Author cosmopolite27 Posted December 16, 2010 Author Posted December 16, 2010 Her Post-Doc ends very soon. Basically she has a couple things to wrap up, and she says at least within a year or the next few months she hopes that she will have moved on from her current job. She is in the medical research field. She apparently has debt from college and needs a good job in order to start paying it off and make a good living. (her current post-doc is only about $40K a year.) She had a job interview last week in another city.. apparently she finds out about it tomorrow. This whole discussion could be solved if she gets it, but if not then it leaves an indefinite scenario for the future.

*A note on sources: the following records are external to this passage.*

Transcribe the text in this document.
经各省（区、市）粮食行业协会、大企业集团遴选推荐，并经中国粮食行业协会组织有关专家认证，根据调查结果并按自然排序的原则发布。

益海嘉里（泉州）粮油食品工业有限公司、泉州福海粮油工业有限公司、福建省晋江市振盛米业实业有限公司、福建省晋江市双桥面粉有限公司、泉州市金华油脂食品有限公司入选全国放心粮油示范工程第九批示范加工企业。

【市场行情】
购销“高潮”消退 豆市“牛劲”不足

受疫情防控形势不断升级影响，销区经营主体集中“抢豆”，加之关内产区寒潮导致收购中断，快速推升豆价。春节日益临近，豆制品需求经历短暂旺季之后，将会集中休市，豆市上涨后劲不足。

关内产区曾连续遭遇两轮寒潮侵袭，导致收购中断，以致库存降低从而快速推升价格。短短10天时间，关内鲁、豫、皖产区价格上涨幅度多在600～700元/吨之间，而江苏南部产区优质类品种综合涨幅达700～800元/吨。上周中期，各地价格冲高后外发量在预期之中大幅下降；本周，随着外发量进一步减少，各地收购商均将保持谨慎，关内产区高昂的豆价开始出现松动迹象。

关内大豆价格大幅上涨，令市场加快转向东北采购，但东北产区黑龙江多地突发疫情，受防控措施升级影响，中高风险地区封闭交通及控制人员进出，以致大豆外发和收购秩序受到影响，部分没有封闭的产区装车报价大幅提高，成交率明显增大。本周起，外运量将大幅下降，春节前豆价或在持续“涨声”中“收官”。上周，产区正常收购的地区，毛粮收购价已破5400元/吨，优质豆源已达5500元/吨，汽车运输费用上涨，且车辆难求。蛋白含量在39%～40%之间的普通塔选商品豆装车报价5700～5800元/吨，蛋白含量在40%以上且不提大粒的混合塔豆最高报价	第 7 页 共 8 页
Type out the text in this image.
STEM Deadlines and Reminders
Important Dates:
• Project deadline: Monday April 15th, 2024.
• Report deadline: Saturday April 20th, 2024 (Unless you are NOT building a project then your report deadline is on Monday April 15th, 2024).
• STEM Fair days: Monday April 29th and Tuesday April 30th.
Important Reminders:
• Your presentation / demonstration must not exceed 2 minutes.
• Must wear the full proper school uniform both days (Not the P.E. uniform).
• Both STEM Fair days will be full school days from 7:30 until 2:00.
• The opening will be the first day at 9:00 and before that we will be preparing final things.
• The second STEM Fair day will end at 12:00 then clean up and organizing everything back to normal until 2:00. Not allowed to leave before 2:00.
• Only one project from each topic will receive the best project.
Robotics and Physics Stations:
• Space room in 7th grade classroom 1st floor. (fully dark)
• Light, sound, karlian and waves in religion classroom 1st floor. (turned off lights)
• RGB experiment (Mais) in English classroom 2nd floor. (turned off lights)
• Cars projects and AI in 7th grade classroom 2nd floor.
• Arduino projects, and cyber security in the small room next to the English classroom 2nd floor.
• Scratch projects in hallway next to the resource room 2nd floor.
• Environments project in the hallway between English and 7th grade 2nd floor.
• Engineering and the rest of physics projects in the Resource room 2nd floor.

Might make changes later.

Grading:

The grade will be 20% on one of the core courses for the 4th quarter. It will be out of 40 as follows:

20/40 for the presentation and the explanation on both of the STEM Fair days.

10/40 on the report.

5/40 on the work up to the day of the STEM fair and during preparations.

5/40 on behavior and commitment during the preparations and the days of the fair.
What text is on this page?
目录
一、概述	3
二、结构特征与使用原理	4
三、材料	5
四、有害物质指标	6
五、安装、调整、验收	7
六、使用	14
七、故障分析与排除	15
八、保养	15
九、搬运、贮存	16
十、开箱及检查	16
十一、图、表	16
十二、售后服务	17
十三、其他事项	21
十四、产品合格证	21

zengirl Posted December 16, 2010 Posted December 16, 2010 When does her post-doc end? Dating for 2 months I doubt she'd stay there just for you. How strong of a desire does she have to stay? Because if she really wanted to, I bet she could. It may not be the *perfect* job what job is? Some people say you HAVE TO move but I think in about 95% of career fields its not necessary. Where I am, we have post-docs who stay in this city after they are done because they've made a family here. They just need to make contacts wayyy ahead of time and be OK with a less than perfect position. If her desires for an *excellent* job offer is strong tho I'd cut ties ASAP. It might be an issue where there are very few jobs there that can give her work status, as a foreigner (yes, even Canadians). That happens. That's what I was unclear on.